Simukai! Wake Up and Fight for Your Rights

Simukai! Wake Up and Fight for Your Rights

(Originally published on August 19, 2013, my thoughts have not changed.)

Dear Tingasiga:

My very dear friend Hope Chigudu muhara wa Bagyendera, a Ugandan-Zimbabwean, has a son called Simukai, a name that exhorts us to stop crying about human rights abuse; to rise up and do what we must but mostly fight for our rights, for no one is going to do it for us.

Simukai – a single word that ought to be adopted by every African as our personal rallying call for freedom. Put down the newspaper now, Tingasiga, and stand on the highest point near you – whether rooftop or hilltop, whether mountaintop or anthill – and shout as loud as you can: “Simukai! Simukai!!!!”
There are words which, when spoken, tell a story of a thousand words. They have become staples of the African struggle for freedom and economic justice. They hardly need explanation to those to whom they are rallying cries for something bigger than themselves.

Uhuru (independence), Harambee (pull together), Ujamaa (socialism), Kujitegemea (self-sufficiency) and Amandla (power) – powerful words that galvanized Africans towards the great citadel of post-colonial human dignity. We shouted them with the conviction of people who were hungry for freedom and progress.
The great baritone that was Mzee Jomo Kenyatta’s voice still rings in my ears as I hear him shout Uhuru and Harambee! For better or worse, Tanzania’s Kambarage Nyerere’s recitation of Ujamaa na Kujitegemea was an easy sell for him. His search for egalitarianism was eased by his matching lifestyle. Has there been an African president who was as frugal as Nyerere?

Not to be left behind, Ugandans of a more recent political persuasion have patented their rallying cry, albeit a two-word phrase that insists on “no change!” We shall hear that song pretty soon, with demands for no change in political leadership as the country heads into the next selections.

Yet Uganda is one country that desperately needs change from the entrenched abuse of human rights and people’s freedom; change from economic exploitation of the majority by a tiny minority of politicians and well-connected bureaucrats that steal serious money; and change from governance through personal whims, lies and deception.

Perhaps the peasants that I have heard sing the “no change” song mean every word of it. Who knows what satisfies others? Yet something tells me that they recite and sing those words with conviction.

No doubt a little money from an opposition party may trigger choruses of praise for the leader of the donor party.

To be sure many of the economically comfortable folks genuinely want no change because they prefer the route with the least effort, one that places a premium on their self-indulgent materialism. Yet this is self-deception.

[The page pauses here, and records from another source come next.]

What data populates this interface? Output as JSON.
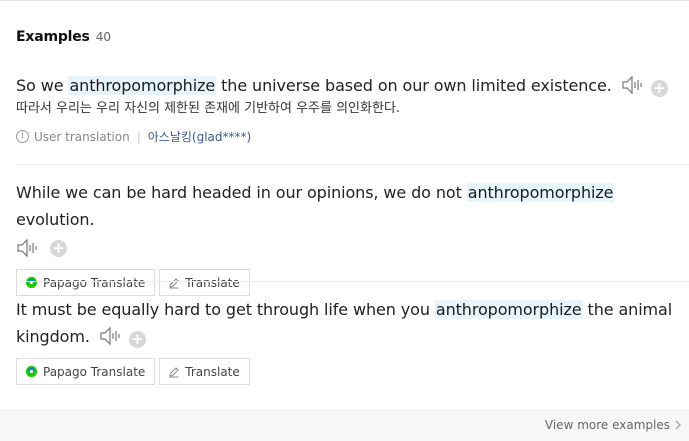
{
  "section": {
    "title": "Examples",
    "count": "40"
  },
  "examples": [
    {
      "before": "So we ",
      "keyword": "anthropomorphize",
      "after": " the universe based on our own limited existence.",
      "translation": "따라서 우리는 우리 자신의 제한된 존재에 기반하여 우주를 의인화한다.",
      "source_label": "User translation",
      "source_user": "아스날킹(glad****)"
    },
    {
      "before": "While we can be hard headed in our opinions, we do not ",
      "keyword": "anthropomorphize",
      "after": " evolution."
    },
    {
      "before": "It must be equally hard to get through life when you ",
      "keyword": "anthropomorphize",
      "after": " the animal kingdom."
    }
  ],
  "buttons": {
    "papago": "Papago Translate",
    "translate": "Translate"
  },
  "footer": {
    "view_more": "View more examples"
  },
  "colors": {
    "highlight": "#e6f4fb",
    "papago_green": "#1ec800",
    "papago_blue": "#0f7fd7"
  },
  "icons": [
    "speaker-icon",
    "plus-icon",
    "info-icon",
    "papago-icon",
    "pencil-icon",
    "chevron-right-icon"
  ]
}
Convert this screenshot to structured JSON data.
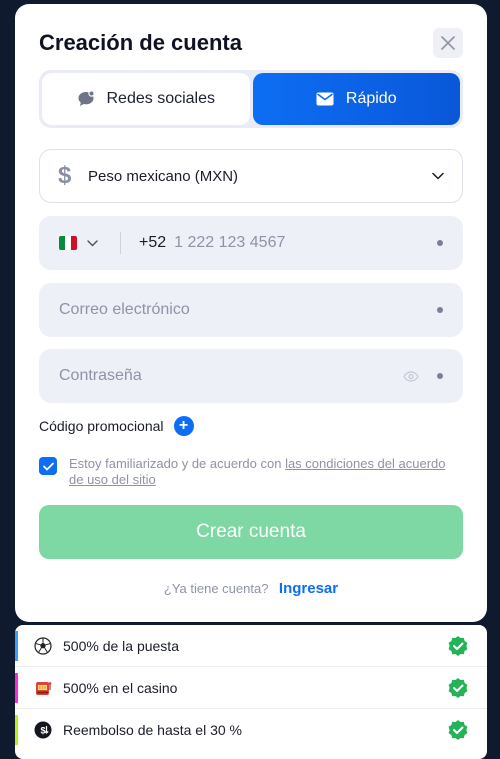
{
  "modal": {
    "title": "Creación de cuenta",
    "tabs": [
      {
        "label": "Redes sociales",
        "icon": "chat-bubble-icon",
        "active": false
      },
      {
        "label": "Rápido",
        "icon": "envelope-icon",
        "active": true
      }
    ],
    "currency": {
      "symbol": "$",
      "value": "Peso mexicano (MXN)"
    },
    "phone": {
      "country_flag": "mexico-flag",
      "prefix": "+52",
      "placeholder": "1 222 123 4567"
    },
    "email": {
      "placeholder": "Correo electrónico"
    },
    "password": {
      "placeholder": "Contraseña"
    },
    "promo": {
      "label": "Código promocional",
      "add": "+"
    },
    "terms": {
      "checked": true,
      "text": "Estoy familiarizado y de acuerdo con ",
      "link": "las condiciones del acuerdo de uso del sitio"
    },
    "submit": "Crear cuenta",
    "login": {
      "question": "¿Ya tiene cuenta?",
      "link": "Ingresar"
    }
  },
  "bonuses": [
    {
      "text": "500% de la puesta",
      "icon": "soccer-ball-icon",
      "bar_color": "#3aa0ff"
    },
    {
      "text": "500% en el casino",
      "icon": "slot-machine-icon",
      "bar_color": "#ff2ad4"
    },
    {
      "text": "Reembolso de hasta el 30 %",
      "icon": "cashback-icon",
      "bar_color": "#b6f21a"
    }
  ],
  "colors": {
    "accent": "#0d6ef3",
    "submit_disabled": "#7dd8a3",
    "success": "#25b35a"
  }
}
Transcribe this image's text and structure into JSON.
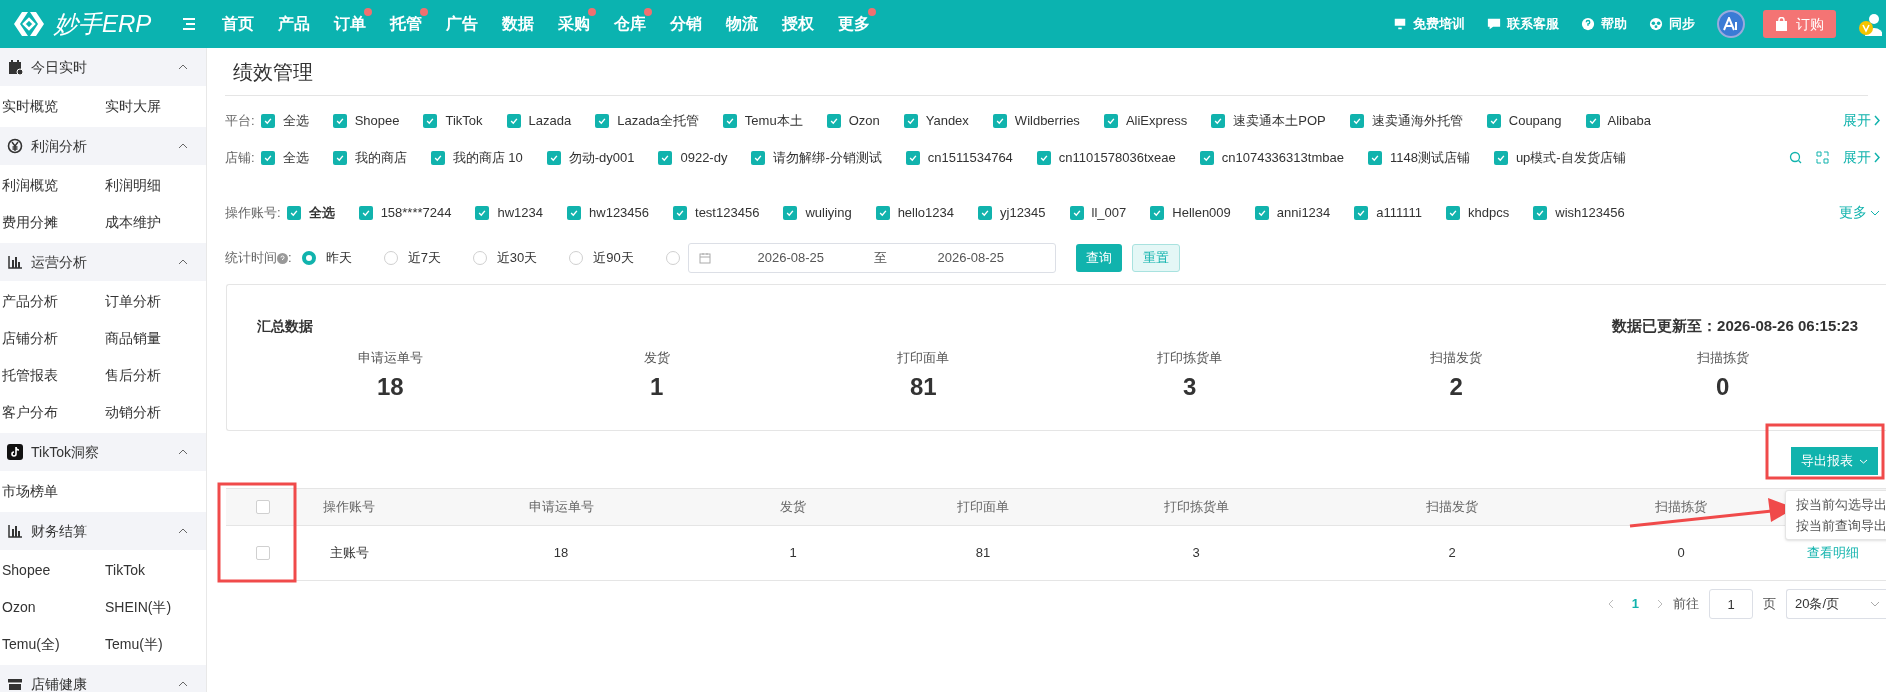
{
  "brand": "妙手ERP",
  "nav": [
    {
      "label": "首页",
      "dot": false
    },
    {
      "label": "产品",
      "dot": false
    },
    {
      "label": "订单",
      "dot": true
    },
    {
      "label": "托管",
      "dot": true
    },
    {
      "label": "广告",
      "dot": false
    },
    {
      "label": "数据",
      "dot": false
    },
    {
      "label": "采购",
      "dot": true
    },
    {
      "label": "仓库",
      "dot": true
    },
    {
      "label": "分销",
      "dot": false
    },
    {
      "label": "物流",
      "dot": false
    },
    {
      "label": "授权",
      "dot": false
    },
    {
      "label": "更多",
      "dot": true
    }
  ],
  "top_links": [
    "免费培训",
    "联系客服",
    "帮助",
    "同步"
  ],
  "order_button": "订购",
  "sidebar": [
    {
      "title": "今日实时",
      "expanded": true,
      "items": [
        "实时概览",
        "实时大屏"
      ]
    },
    {
      "title": "利润分析",
      "expanded": true,
      "items": [
        "利润概览",
        "利润明细",
        "费用分摊",
        "成本维护"
      ]
    },
    {
      "title": "运营分析",
      "expanded": true,
      "items": [
        "产品分析",
        "订单分析",
        "店铺分析",
        "商品销量",
        "托管报表",
        "售后分析",
        "客户分布",
        "动销分析"
      ]
    },
    {
      "title": "TikTok洞察",
      "expanded": true,
      "items": [
        "市场榜单"
      ]
    },
    {
      "title": "财务结算",
      "expanded": true,
      "items": [
        "Shopee",
        "TikTok",
        "Ozon",
        "SHEIN(半)",
        "Temu(全)",
        "Temu(半)"
      ]
    },
    {
      "title": "店铺健康",
      "expanded": true
    }
  ],
  "page_title": "绩效管理",
  "filters": [
    {
      "label": "平台:",
      "more": "展开",
      "tools": false,
      "options": [
        {
          "label": "全选",
          "checked": true
        },
        {
          "label": "Shopee",
          "checked": true
        },
        {
          "label": "TikTok",
          "checked": true
        },
        {
          "label": "Lazada",
          "checked": true
        },
        {
          "label": "Lazada全托管",
          "checked": true
        },
        {
          "label": "Temu本土",
          "checked": true
        },
        {
          "label": "Ozon",
          "checked": true
        },
        {
          "label": "Yandex",
          "checked": true
        },
        {
          "label": "Wildberries",
          "checked": true
        },
        {
          "label": "AliExpress",
          "checked": true
        },
        {
          "label": "速卖通本土POP",
          "checked": true
        },
        {
          "label": "速卖通海外托管",
          "checked": true
        },
        {
          "label": "Coupang",
          "checked": true
        },
        {
          "label": "Alibaba",
          "checked": true
        }
      ]
    },
    {
      "label": "店铺:",
      "more": "展开",
      "tools": true,
      "options": [
        {
          "label": "全选",
          "checked": true
        },
        {
          "label": "我的商店",
          "checked": true
        },
        {
          "label": "我的商店 10",
          "checked": true
        },
        {
          "label": "勿动-dy001",
          "checked": true
        },
        {
          "label": "0922-dy",
          "checked": true
        },
        {
          "label": "请勿解绑-分销测试",
          "checked": true
        },
        {
          "label": "cn1511534764",
          "checked": true
        },
        {
          "label": "cn1101578036txeae",
          "checked": true
        },
        {
          "label": "cn1074336313tmbae",
          "checked": true
        },
        {
          "label": "1148测试店铺",
          "checked": true
        },
        {
          "label": "up模式-自发货店铺",
          "checked": true
        }
      ]
    },
    {
      "label": "操作账号:",
      "more": "更多",
      "tools": false,
      "options": [
        {
          "label": "全选",
          "checked": true
        },
        {
          "label": "158****7244",
          "checked": true
        },
        {
          "label": "hw1234",
          "checked": true
        },
        {
          "label": "hw123456",
          "checked": true
        },
        {
          "label": "test123456",
          "checked": true
        },
        {
          "label": "wuliying",
          "checked": true
        },
        {
          "label": "hello1234",
          "checked": true
        },
        {
          "label": "yj12345",
          "checked": true
        },
        {
          "label": "ll_007",
          "checked": true
        },
        {
          "label": "Hellen009",
          "checked": true
        },
        {
          "label": "anni1234",
          "checked": true
        },
        {
          "label": "a111111",
          "checked": true
        },
        {
          "label": "khdpcs",
          "checked": true
        },
        {
          "label": "wish123456",
          "checked": true
        }
      ]
    }
  ],
  "time_filter": {
    "label": "统计时间",
    "label_suffix": ":",
    "ranges": [
      {
        "label": "昨天",
        "selected": true
      },
      {
        "label": "近7天",
        "selected": false
      },
      {
        "label": "近30天",
        "selected": false
      },
      {
        "label": "近90天",
        "selected": false
      }
    ],
    "custom_selected": false,
    "start": "2026-08-25",
    "separator": "至",
    "end": "2026-08-25",
    "query": "查询",
    "reset": "重置"
  },
  "summary": {
    "title": "汇总数据",
    "updated": "数据已更新至：2026-08-26 06:15:23",
    "stats": [
      {
        "label": "申请运单号",
        "value": "18"
      },
      {
        "label": "发货",
        "value": "1"
      },
      {
        "label": "打印面单",
        "value": "81"
      },
      {
        "label": "打印拣货单",
        "value": "3"
      },
      {
        "label": "扫描发货",
        "value": "2"
      },
      {
        "label": "扫描拣货",
        "value": "0"
      }
    ]
  },
  "export_button": "导出报表",
  "export_menu": [
    "按当前勾选导出",
    "按当前查询导出"
  ],
  "table": {
    "all_checked": false,
    "columns": [
      "操作账号",
      "申请运单号",
      "发货",
      "打印面单",
      "打印拣货单",
      "扫描发货",
      "扫描拣货"
    ],
    "rows": [
      {
        "checked": false,
        "cells": [
          "主账号",
          "18",
          "1",
          "81",
          "3",
          "2",
          "0"
        ],
        "action": "查看明细"
      }
    ]
  },
  "pagination": {
    "page": "1",
    "goto": "前往",
    "input": "1",
    "unit": "页",
    "page_size": "20条/页"
  }
}
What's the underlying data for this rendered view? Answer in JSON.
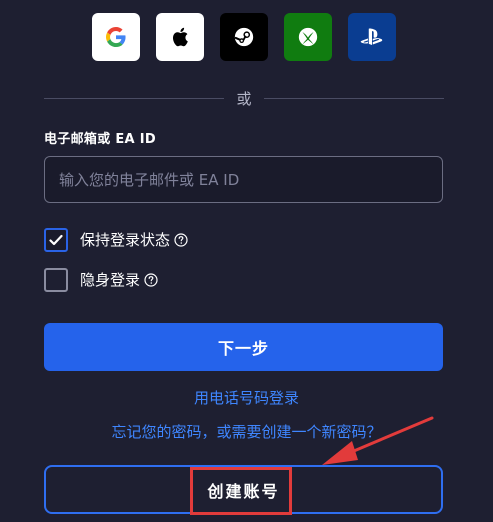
{
  "social": {
    "buttons": [
      {
        "name": "google",
        "icon": "google-icon",
        "bg": "#ffffff"
      },
      {
        "name": "apple",
        "icon": "apple-icon",
        "bg": "#ffffff"
      },
      {
        "name": "steam",
        "icon": "steam-icon",
        "bg": "#000000"
      },
      {
        "name": "xbox",
        "icon": "xbox-icon",
        "bg": "#107c10"
      },
      {
        "name": "playstation",
        "icon": "playstation-icon",
        "bg": "#0a3d91"
      }
    ]
  },
  "divider": {
    "text": "或"
  },
  "email": {
    "label": "电子邮箱或 EA ID",
    "value": "",
    "placeholder": "输入您的电子邮件或 EA ID"
  },
  "options": {
    "remember": {
      "label": "保持登录状态",
      "checked": true
    },
    "invisible": {
      "label": "隐身登录",
      "checked": false
    }
  },
  "actions": {
    "next_label": "下一步",
    "phone_login_label": "用电话号码登录",
    "forgot_label": "忘记您的密码，或需要创建一个新密码？",
    "create_account_label": "创建账号"
  },
  "colors": {
    "background": "#1e1f31",
    "primary": "#2563eb",
    "link": "#3f86ff",
    "annotation": "#e23b3b"
  }
}
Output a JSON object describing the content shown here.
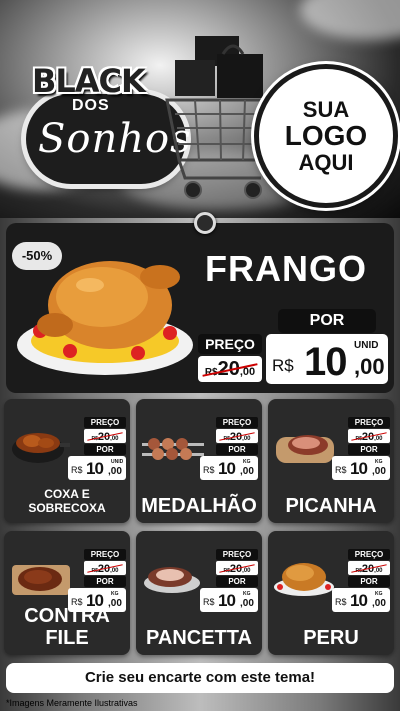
{
  "brand": {
    "line1": "BLACK",
    "line2": "DOS",
    "line3": "Sonhos"
  },
  "logo": {
    "line1": "SUA",
    "line2": "LOGO",
    "line3": "AQUI"
  },
  "featured": {
    "discount": "-50%",
    "name": "FRANGO",
    "preco_label": "PREÇO",
    "por_label": "POR",
    "old_price": {
      "currency": "R$",
      "int": "20",
      "dec": ",00"
    },
    "new_price": {
      "currency": "R$",
      "int": "10",
      "dec": ",00",
      "unit": "UNID"
    }
  },
  "products": [
    {
      "name": "COXA E SOBRECOXA",
      "preco_label": "PREÇO",
      "por_label": "POR",
      "old_currency": "R$",
      "old_int": "20",
      "old_dec": ",00",
      "currency": "R$",
      "int": "10",
      "dec": ",00",
      "unit": "UNID",
      "icon": "chicken-leg-pot-icon"
    },
    {
      "name": "MEDALHÃO",
      "preco_label": "PREÇO",
      "por_label": "POR",
      "old_currency": "R$",
      "old_int": "20",
      "old_dec": ",00",
      "currency": "R$",
      "int": "10",
      "dec": ",00",
      "unit": "KG",
      "icon": "meat-skewer-icon"
    },
    {
      "name": "PICANHA",
      "preco_label": "PREÇO",
      "por_label": "POR",
      "old_currency": "R$",
      "old_int": "20",
      "old_dec": ",00",
      "currency": "R$",
      "int": "10",
      "dec": ",00",
      "unit": "KG",
      "icon": "picanha-board-icon"
    },
    {
      "name": "CONTRA FILE",
      "preco_label": "PREÇO",
      "por_label": "POR",
      "old_currency": "R$",
      "old_int": "20",
      "old_dec": ",00",
      "currency": "R$",
      "int": "10",
      "dec": ",00",
      "unit": "KG",
      "icon": "steak-board-icon"
    },
    {
      "name": "PANCETTA",
      "preco_label": "PREÇO",
      "por_label": "POR",
      "old_currency": "R$",
      "old_int": "20",
      "old_dec": ",00",
      "currency": "R$",
      "int": "10",
      "dec": ",00",
      "unit": "KG",
      "icon": "pancetta-icon"
    },
    {
      "name": "PERU",
      "preco_label": "PREÇO",
      "por_label": "POR",
      "old_currency": "R$",
      "old_int": "20",
      "old_dec": ",00",
      "currency": "R$",
      "int": "10",
      "dec": ",00",
      "unit": "KG",
      "icon": "roast-turkey-icon"
    }
  ],
  "cta": "Crie seu encarte com este tema!",
  "disclaimer": "*Imagens Meramente Ilustrativas",
  "colors": {
    "dark": "#1b1b1b",
    "card": "#2a2a2a",
    "accent_red": "#cc0000",
    "white": "#ffffff"
  }
}
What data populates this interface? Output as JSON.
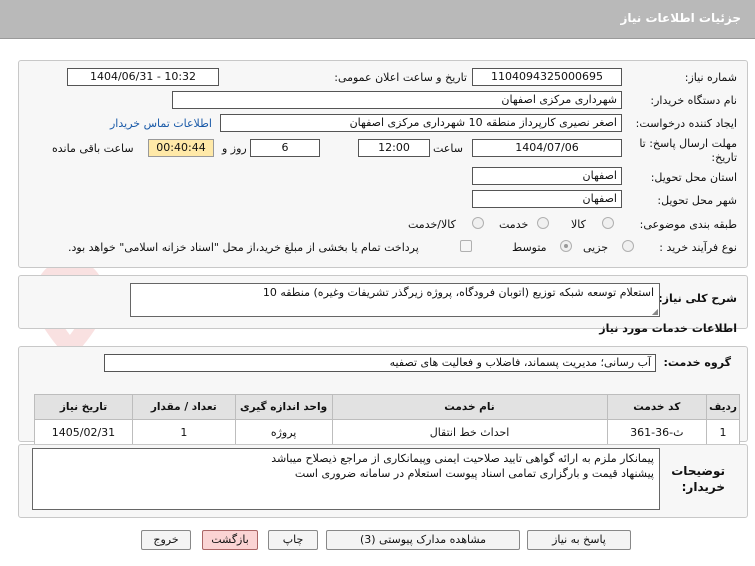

They are not the first to fall into things until the bad politics unravels the delicate strands that barely hold together their tenuous arrangement. Yesterday’s rich boys are today’s forgotten ones. Today’s strugglers are tomorrow’s no-change fighters. Today’s royalty is tomorrow’s inmates. The winner is one who is liberated.

So ours is a struggle that must start with one’s self-liberation, recognising that “I am somebody”; that “I am a very important person and a citizen of Uganda;” and that “Uganda is me and I am Uganda. “

This is my secular creed. It is the step of triumph, one where we are no longer awed by fellow humans with titles, especially ones whose job seems to be either to steal from the national purse or to sing the most sycophantic songs in honour of their excellencies at whose pleasure they keep their jobs and incomes.

Simukai, a Shona word, is a lengthened version of the Rukiga word Siimuka, which literally means, “wake up!” Simukai is the perfect rallying cry for people whose freedoms are curtailed by any regime that fears its own shadow.
It is the word that those who seek better conditions, not as a favour from their rulers, but as a right of citizenship, need to shout in unison everyday at an appointed hour.
Simukai! Wake up and fight for your rights! This must become the rallying cry of those who seek freedom and economic justice. Until Ugandans who are tired of the status quo shout “Simukai” and work tirelessly to reclaim their country, the current feeding off the carcass of the nation will continue until there is very little left for the normal citizen.

In full confidence that an awakened people are an unstoppable force for change, I shout “Simukai!” in the hope that someone will hear and save himself. I shout Simukai to stop the daily whining in whispers by a terrified people, and rally us to peaceful action of mobilising each other to support genuine change. Simukai!